SpaceX just launched its 50th Falcon 9 rocket and has deployed Spain’s Hispasat 30W-6 satellite into orbit. The liftoff took place from US Cape Canaveral’s Space Launch Complex at 05:33 GMT.
Hispasat 30W-6, is going to be operated by Hispasat, a Spanish communications operator serving Spain, Portugal and Latin America.
Hispasat was first formed in 1989 and its first satellite, Hispasat 1A, launched on an Ariane 4 rocket in 1992. At the moment Hispasat operates seven geostationary communications satellites. This will increase to eight with the successful launch on Tuesday.
Hispasat leases transponders on the board of three third-party satellites, Intelsat 34, Star One C4 and Star One D1, as well.
The second mission for Spanish customers
The Hispasat 30W-6 launch was the second of the missions SpaceX conducted for Spanish customers. The first one was the deployment of the Paz radar imaging satellite last month in February.
The Hispasat launch was originally scheduled shortly after the Paz mission. However, the launch was delayed to allow time for more checks on the pressurization system for Falcon 9’s payload.
Paz is operated by Hisdesat, a partnership between a few Spanish aerospace companies. Hispasat is the largest stakeholder.
Hispasat 30W-6 will operate alongside Hispasat 30W-5, which was formerly Hispasat-1E, providing services including television broadcasting, internet and corporate networking solutions in Europe, the Mediterranean and South America.
The Hispasat 30W-6 satellite is based on the SSL 1300 satellite bus. It is anticipated to have a useful life of at least 15 years and weighs 6,092 kilograms (13,430 lb).
SpaceX founder and CEO Elon Musk said in a tweet on Monday that the satellite was 'almost the size of a city bus.' With this size, the Hispasat is the largest geostationary satellite SpaceX has ever flown.
Falcon 9 flight 50 launches tonight, carrying Hispasat for Spain. At 6 metric tons and almost the size of a city bus, it will be the largest geostationary satellite we’ve ever flown.— Elon Musk (@elonmusk) 5 Mart 2018
SpaceX will not try to land the Falcon 9's first stage after launch. This is due to unfavorable weather conditions in the recovery area from Florida’s Atlantic Coast, the company's website said.
Success after failed missions
In the launches that took place before, SpaceX tried to land the first stage of Falcon rockets on the spaceport drone ship, called Of Course I Still Love You, located in the Atlantic Ocean.
SpaceX attempts to re-use rockets, payload fairings, boosters and other parts in efforts to cut down on the cost of each rocket mission. The total cost of a Falcon 9 launch is predicted to reach £44 million ($61m).
The larger Falcon Heavy flights cost about £65 million ($90m) each. The company has been able to use first-stage and second-stage rocket boosters before, as well as a Dragon capsule that was previously used.

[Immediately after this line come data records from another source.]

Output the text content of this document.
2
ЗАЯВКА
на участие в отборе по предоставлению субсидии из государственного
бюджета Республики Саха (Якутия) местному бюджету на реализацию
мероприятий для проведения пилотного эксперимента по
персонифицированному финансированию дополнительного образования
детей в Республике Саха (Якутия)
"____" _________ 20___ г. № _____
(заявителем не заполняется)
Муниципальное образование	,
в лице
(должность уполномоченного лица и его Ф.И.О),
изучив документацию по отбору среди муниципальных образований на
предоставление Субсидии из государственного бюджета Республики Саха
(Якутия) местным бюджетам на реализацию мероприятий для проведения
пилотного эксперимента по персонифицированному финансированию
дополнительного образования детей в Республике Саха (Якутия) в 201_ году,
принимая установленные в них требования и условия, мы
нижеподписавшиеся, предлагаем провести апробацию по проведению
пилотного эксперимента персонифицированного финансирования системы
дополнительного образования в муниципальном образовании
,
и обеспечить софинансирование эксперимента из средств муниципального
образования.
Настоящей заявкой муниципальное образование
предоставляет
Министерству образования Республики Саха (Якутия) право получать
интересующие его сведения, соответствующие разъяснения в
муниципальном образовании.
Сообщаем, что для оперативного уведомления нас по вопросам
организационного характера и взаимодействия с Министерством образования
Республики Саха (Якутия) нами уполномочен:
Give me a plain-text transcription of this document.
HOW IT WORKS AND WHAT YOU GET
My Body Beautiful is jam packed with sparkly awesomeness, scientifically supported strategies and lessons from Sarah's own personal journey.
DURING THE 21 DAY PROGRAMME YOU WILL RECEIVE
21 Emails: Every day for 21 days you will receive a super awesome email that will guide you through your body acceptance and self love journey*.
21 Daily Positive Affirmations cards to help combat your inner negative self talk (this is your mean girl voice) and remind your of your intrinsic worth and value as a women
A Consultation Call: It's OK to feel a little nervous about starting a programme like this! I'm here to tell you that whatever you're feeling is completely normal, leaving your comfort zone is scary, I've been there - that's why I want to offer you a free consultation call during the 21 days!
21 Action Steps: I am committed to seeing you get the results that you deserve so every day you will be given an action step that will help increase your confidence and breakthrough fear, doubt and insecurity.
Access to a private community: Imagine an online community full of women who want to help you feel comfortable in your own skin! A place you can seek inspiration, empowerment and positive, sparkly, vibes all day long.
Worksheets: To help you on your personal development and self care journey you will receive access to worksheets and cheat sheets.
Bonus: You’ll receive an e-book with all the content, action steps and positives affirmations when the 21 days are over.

In the past few years, SpaceX has experienced some failed missions but after that has been able to complete more than twelve successful journeys to space. It is predicted that SpaceX's Falcon 9 may hit its landmark 50th launch faster than NASA's Atlas V and Space Shuttle programs.
After Tuesday's successful mission, it will have taken the Falcon 9 approximately seven years and nine months to reach its 50th launch. In contrast, it took the Atlas V rocket nine years and seven months to reach that stage. The Space Shuttle took 11 years and five months.